Diesen Sonntag vor Augen geführt bekommen, dass von einem Moment auf den anderen alles anders sein kann.
Herzensglück und ich waren mit Kleintochter fürs Fitnessstudio verabredet und es war vereinbart, dass ich ihr noch die Uhrzeit durchgebe, wann wir einander dort treffen.
So schicke ich also Sonntagmorgen eine Nachricht und sehe, dass Kleintochter um 5.16 das letzte Mal online war.

Ach ja, sie hatte ja Mädelsabend mit Adventfeier, na da ist es ganz schön spät/früh geworden. Aber wenn junge Frauen mal ins Plaudern kommen, kann es schon mal länger dauern.

Am Vormittag dann ihre Nachricht: Ich schaffs heute doch nicht, ist gestern was Schlimmes passiert und bin ko.
Auf meine Nachfarge, was passiert sei, schreibt sie: Ruf dich später an, aber nix in meiner Beziehung.

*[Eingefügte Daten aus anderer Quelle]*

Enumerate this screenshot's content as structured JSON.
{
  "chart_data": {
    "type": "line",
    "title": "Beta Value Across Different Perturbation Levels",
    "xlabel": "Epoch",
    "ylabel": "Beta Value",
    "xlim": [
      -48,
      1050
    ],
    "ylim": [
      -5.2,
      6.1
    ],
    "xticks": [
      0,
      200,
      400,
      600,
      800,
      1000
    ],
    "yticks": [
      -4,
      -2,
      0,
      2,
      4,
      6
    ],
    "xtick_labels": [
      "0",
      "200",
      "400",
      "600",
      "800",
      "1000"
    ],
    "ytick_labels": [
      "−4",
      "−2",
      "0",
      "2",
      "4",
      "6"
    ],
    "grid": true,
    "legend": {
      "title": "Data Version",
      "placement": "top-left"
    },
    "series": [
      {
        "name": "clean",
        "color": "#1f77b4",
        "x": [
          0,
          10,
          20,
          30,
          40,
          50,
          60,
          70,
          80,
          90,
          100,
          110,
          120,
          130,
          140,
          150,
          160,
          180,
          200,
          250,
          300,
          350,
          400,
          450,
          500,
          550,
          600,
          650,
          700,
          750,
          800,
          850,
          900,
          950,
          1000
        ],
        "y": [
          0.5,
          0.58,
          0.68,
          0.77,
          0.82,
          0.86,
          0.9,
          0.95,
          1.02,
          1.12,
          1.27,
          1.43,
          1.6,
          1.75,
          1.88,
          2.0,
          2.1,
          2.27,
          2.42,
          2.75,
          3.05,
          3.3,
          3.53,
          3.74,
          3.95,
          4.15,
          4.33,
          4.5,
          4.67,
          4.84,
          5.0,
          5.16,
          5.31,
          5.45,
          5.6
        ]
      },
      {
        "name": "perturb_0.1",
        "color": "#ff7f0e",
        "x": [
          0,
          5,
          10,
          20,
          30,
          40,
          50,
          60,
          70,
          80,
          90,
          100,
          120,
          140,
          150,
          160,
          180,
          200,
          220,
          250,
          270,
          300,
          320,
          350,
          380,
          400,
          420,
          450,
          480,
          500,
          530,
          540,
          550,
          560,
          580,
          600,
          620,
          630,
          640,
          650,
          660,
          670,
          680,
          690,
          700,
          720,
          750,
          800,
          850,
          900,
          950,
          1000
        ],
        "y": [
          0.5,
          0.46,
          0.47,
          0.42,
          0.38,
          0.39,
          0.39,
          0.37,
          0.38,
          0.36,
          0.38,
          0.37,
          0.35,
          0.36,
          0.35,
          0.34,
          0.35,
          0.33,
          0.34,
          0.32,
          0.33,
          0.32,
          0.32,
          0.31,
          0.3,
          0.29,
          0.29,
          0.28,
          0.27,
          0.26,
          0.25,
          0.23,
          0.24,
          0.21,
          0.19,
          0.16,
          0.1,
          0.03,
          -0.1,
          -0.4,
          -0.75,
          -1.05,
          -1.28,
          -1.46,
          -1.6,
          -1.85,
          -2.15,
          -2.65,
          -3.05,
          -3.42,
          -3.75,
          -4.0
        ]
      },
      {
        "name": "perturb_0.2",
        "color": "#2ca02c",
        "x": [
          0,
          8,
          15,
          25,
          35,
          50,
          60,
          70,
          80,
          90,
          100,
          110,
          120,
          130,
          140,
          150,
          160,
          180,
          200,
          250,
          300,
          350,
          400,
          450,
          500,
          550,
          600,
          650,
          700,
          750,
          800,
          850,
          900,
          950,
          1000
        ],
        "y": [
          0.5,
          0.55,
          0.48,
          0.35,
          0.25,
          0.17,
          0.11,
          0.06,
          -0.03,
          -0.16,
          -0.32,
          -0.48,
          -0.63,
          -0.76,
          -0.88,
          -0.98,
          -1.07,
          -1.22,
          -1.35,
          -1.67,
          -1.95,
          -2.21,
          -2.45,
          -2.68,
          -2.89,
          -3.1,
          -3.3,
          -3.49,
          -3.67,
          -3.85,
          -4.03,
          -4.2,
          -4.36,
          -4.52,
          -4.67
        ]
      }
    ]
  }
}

20 Minuten später ruft sie an und ich erfahre Folgendes:

Sie stieg als Einzige aus dem Nachtbus aus, hört dann hinter sich Schritte, wechselt die Straßenseite, um abzutesten, ob sie verfolgt wird. Die Schritte bleiben, sie biegt kurz in eine Nebengasse ein und gleich wieder heraus, die Schritte hinter ihr ebenfalls.
Sie meint, spätestens da war ihr klar, dass der Typ sie verfolgt.
Die Schritte immer näher, dann ganz nah, plötzlich spürt sie was Nasses auf den Haaren, dreht sich um, da greift ihr der Typ zwischen die Beine.
Sie beginnt lauthals zu schreien, was den Typen veranlasst wegzurennen.
Sie schreit weiter, weil sie verhindern will, dass der nochmals zurückkommt.
Kein Licht geht an, nirgendwo lässt sich ein Mensch blicken.
Sie geht dann schnell nach Hause (zu ihrem Freund).
Dort greift sie sich auf die Haare, nimmt die Hand vors Gesicht, um daran zu riechen, berührt dabei auch ihre Haut …. und da beginnt das ganze Gesicht zu brennen, die Augen tränen und die Nase rinnt wie blöd.
Es war Pfefferspray.
Sie meint, sie hätte sich so hilflos gefühlt, wie ein Stück menschliches Fleisch, auf das einer Jagd macht.
Und dieses Bewusstsein, dass sie dem Typen ausgeliefert war, die Vorstellung, was passiert wäre, hätte er ihr den Spray direkt ins Gesicht gesprüht oder eine Waffe gehabt, dass man da gar nichts ausrichten kann, selbst wenn man sportlich und trainiert ist.

Sie erzählt, dass sie in der Schule mal eine Instruktorin zur Selbstverteidigung hatten und sie die Übung gemacht hätten, dass sie im Turnsaal laufen mussten und laut schreien. Sie sagt, ein paar Mädels hätten das damals nicht und nicht geschafft.
Und ihr hätte es sogar Spaß gemacht, ganz laut schreien zu können.
Die Instruktorin meinte noch, sie sei wie die Dinger, die man sich für Notsituationen zulegen kann, die einen Lärm machen, um Aufmerksamkeit zu erregen.
Bin ich froh, dass sie lauthals schreien konnte.
Ich bin mir nicht sicher, ob ich das geschafft hätte.

Ich habe ihr geraten, die Polizei zu verständigen und dass sie sich psychologische Unterstützung holen soll, wenn sie merkt, dass sie das Erlebte belastet.
Und als Mutter fühle ich mich auch so hilflos, weil ich mein Kind nicht beschützen kann vor solchen Situationen.
Ich hab ihr gesagt, sie soll künftig nur mehr mit dem Taxi fahren, wenn sie spät/früh unterwegs ist, ich zahl ihr das.

Und der Typ dürfte mir nicht begegnen!